Dampak Kebijakan Tarif Trump: Tantangan dan Peluang bagi Emiten Komponen Otomotif Indonesia

Selasa, 04 Februari 2025 | 11:15:39 WIB
Dampak Kebijakan Tarif Trump: Tantangan dan Peluang bagi Emiten Komponen Otomotif Indonesia

Pada tanggal 4 Februari 2025, Presiden Amerika Serikat, Donald Trump, resmi memberlakukan kebijakan tarif impor baru. Kebijakan ini menetapkan tarif sebesar 25% untuk produk yang diimpor dari Kanada dan Meksiko, serta 10% untuk barang dari China, meskipun tarif untuk Meksiko sementara ditunda. Kebijakan ini diperkirakan akan memberikan dampak luas terhadap perdagangan global, termasuk ke Indonesia, yang merupakan salah satu eksportir komponen otomotif ke AS.

Potensi Dampak bagi Emiten Indonesia

Salah satu perusahaan yang diproyeksikan terdampak adalah PT Dharma Polimetal Tbk (DRMA), sebuah perusahaan manufaktur komponen otomotif yang menargetkan ekspor ke AS mencapai US$ 26,8 juta pada tahun 2025. Fath Aliansyah Budiman, Head of Investment Specialist PT Maybank Sekuritas Indonesia, mencermati kontribusi penjualan ekspor DRMA berdasarkan laporan keuangan per kuartal III-2024. Dari total penjualan sebesar Rp 4 triliun, kontribusi dari ekspor mencapai Rp 8,4 miliar.

"Apabila kenaikan jumlah ekspor ke Amerika Serikat dapat dinaikkan sebesar target perusahaan, kontribusinya memang mengalami kenaikan secara signifikan namun belum bisa menggantikan dominasi penjualan domestik," kata Fath.

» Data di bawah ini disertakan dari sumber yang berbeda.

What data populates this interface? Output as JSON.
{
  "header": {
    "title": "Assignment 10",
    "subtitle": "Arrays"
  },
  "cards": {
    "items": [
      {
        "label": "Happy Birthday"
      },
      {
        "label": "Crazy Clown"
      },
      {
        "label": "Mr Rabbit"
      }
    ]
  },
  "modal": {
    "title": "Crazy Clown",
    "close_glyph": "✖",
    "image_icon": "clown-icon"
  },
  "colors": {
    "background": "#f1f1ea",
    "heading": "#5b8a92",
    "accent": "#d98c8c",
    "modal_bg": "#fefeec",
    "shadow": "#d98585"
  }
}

Fath menambahkan bahwa dengan asumsi penjualan domestik mencapai Rp 5 triliun pada 2025 dan ekspor ke AS sebesar Rp 436 miliar, kontribusi ekspor masih berada di bawah 10%. Dengan demikian, bahkan jika terjadi kenaikan tarif yang lebih tinggi di masa depan, dampaknya terhadap kinerja keseluruhan DRMA diperkirakan tetap minimal.

Risiko dan Strategi Diversifikasi

Ekky Topan, Investment Analyst dari Infovesta Kapital Advisori, turut menambahkan bahwa jika AS benar-benar menerapkan tarif impor terhadap Indonesia, hal ini dapat menghambat kinerja ekspor otomotif nasional. Peningkatan biaya produk yang masuk ke AS berpotensi melemahkan daya saing di pasar tersebut. Selain DRMA, PT Gajah Tunggal Tbk (GJTL) juga berisiko terdampak, mengingat perusahaan ini turut melakukan ekspor ban ke AS.

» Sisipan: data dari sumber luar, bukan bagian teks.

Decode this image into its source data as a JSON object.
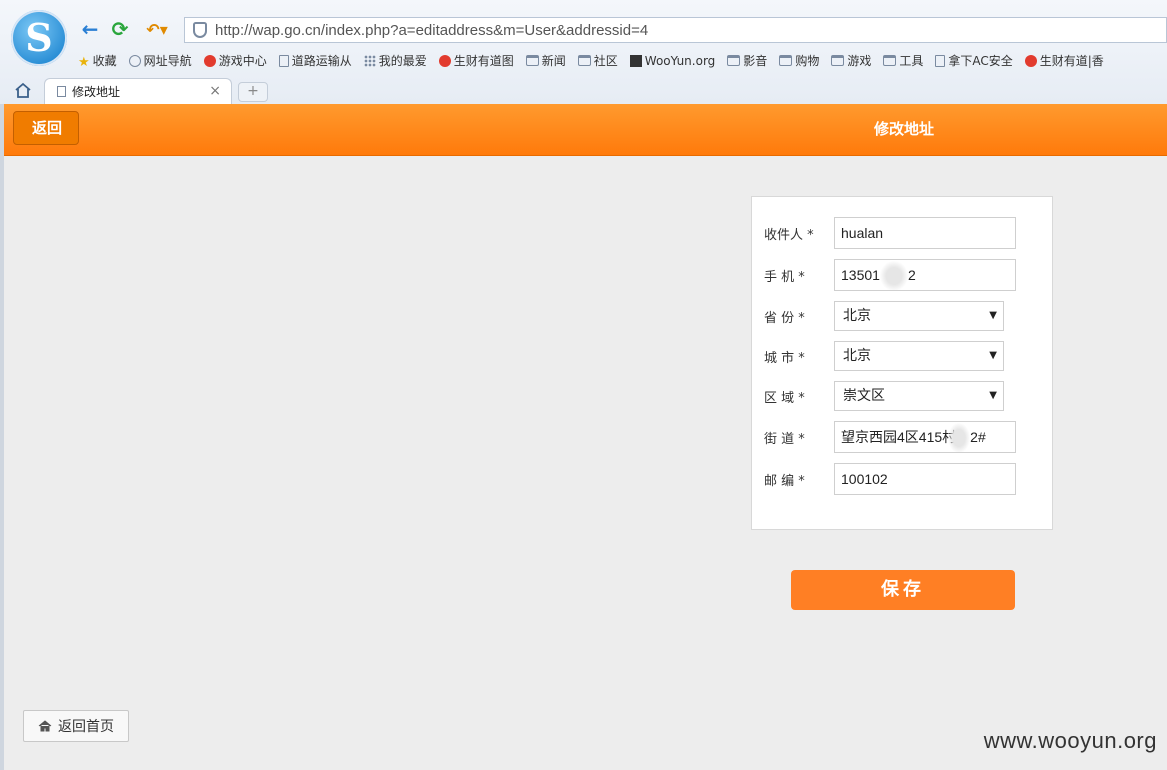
{
  "browser": {
    "url": "http://wap.go.cn/index.php?a=editaddress&m=User&addressid=4",
    "bookmarks": [
      {
        "label": "收藏",
        "icon": "star-icon"
      },
      {
        "label": "网址导航",
        "icon": "globe-icon"
      },
      {
        "label": "游戏中心",
        "icon": "game-icon"
      },
      {
        "label": "道路运输从",
        "icon": "page-icon"
      },
      {
        "label": "我的最爱",
        "icon": "grid-icon"
      },
      {
        "label": "生财有道图",
        "icon": "red-badge-icon"
      },
      {
        "label": "新闻",
        "icon": "folder-icon"
      },
      {
        "label": "社区",
        "icon": "folder-icon"
      },
      {
        "label": "WooYun.org",
        "icon": "wooyun-icon"
      },
      {
        "label": "影音",
        "icon": "folder-icon"
      },
      {
        "label": "购物",
        "icon": "folder-icon"
      },
      {
        "label": "游戏",
        "icon": "folder-icon"
      },
      {
        "label": "工具",
        "icon": "folder-icon"
      },
      {
        "label": "拿下AC安全",
        "icon": "page-icon"
      },
      {
        "label": "生财有道|香",
        "icon": "red-badge-icon"
      }
    ],
    "tab": {
      "label": "修改地址",
      "close": "×"
    },
    "newtab": "+"
  },
  "header": {
    "back_label": "返回",
    "title": "修改地址"
  },
  "form": {
    "recipient": {
      "label": "收件人 *",
      "value": "hualan"
    },
    "phone": {
      "label": "手  机 *",
      "value_start": "13501",
      "value_end": "2"
    },
    "province": {
      "label": "省  份 *",
      "value": "北京"
    },
    "city": {
      "label": "城  市 *",
      "value": "北京"
    },
    "district": {
      "label": "区  域 *",
      "value": "崇文区"
    },
    "street": {
      "label": "街  道 *",
      "value_start": "望京西园4区415村",
      "value_end": "2#"
    },
    "zipcode": {
      "label": "邮  编 *",
      "value": "100102"
    }
  },
  "save_label": "保存",
  "home_label": "返回首页",
  "watermark": "www.wooyun.org",
  "colors": {
    "accent": "#ff7f24",
    "header": "#ff8a1a"
  }
}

Namun, Ekky juga melihat situasi ini sebagai peluang. Jika tarif impor AS terhadap negara lain lebih tinggi, hal ini bisa membuat produk dari negara lain menjadi lebih mahal sehingga membuka kesempatan bagi GJTL dan DRMA untuk menjadi lebih kompetitif di pasar AS. "Untuk sisi strategi, emiten perlu melakukan diversifikasi pangsa pasar ekspor ke negara-negara yang kebijakan dagangnya lebih kondusif," ucap Ekky .

Analisis Teknis Saham DRMA dan GJTL

Dalam konteks saham, jika kebijakan AS menghasilkan situasi yang menguntungkan untuk Indonesia, dan jika DRMA mampu menyesuaikan strategi ekspornya, maka secara teknikal, saham DRMA berpeluang menguat dengan target resistance terdekat di Rp 1.000 dan berpotensi melanjutkan kenaikan ke Rp 1.100. Namun, jika gagal menembus resistance, DRMA berisiko mengalami penurunan di bawah support Rp 900, dengan potensi koreksi lebih lanjut ke area Rp 940–Rp 950 per saham.

Begitu pula dengan GJTL, yang juga perlu mempertimbangkan penyesuaian strategi yang tepat berdasarkan perkembangan kebijakan tarif ini untuk memitigasi risiko dan memanfaatkan peluang yang ada.

Kendati kebijakan tarif ini menggarisbawahi tantangan baru bagi emiten komponen otomotif Indonesia, terdapat pula peluang terselubung yang dapat dieksplorasi. Diversifikasi dan strategi ekspor yang adaptif menjadi kunci agar perusahaan-perusahaan ini bisa bertahan dan bahkan memanfaatkan situasi pasar yang dinamis. Dalam menghadapi ketidakpastian ini, langkah inovatif dan responsif menjadi sangat krusial bagi keberlanjutan pertumbuhan dan daya saing emiten otomotif Indonesia di pasar global.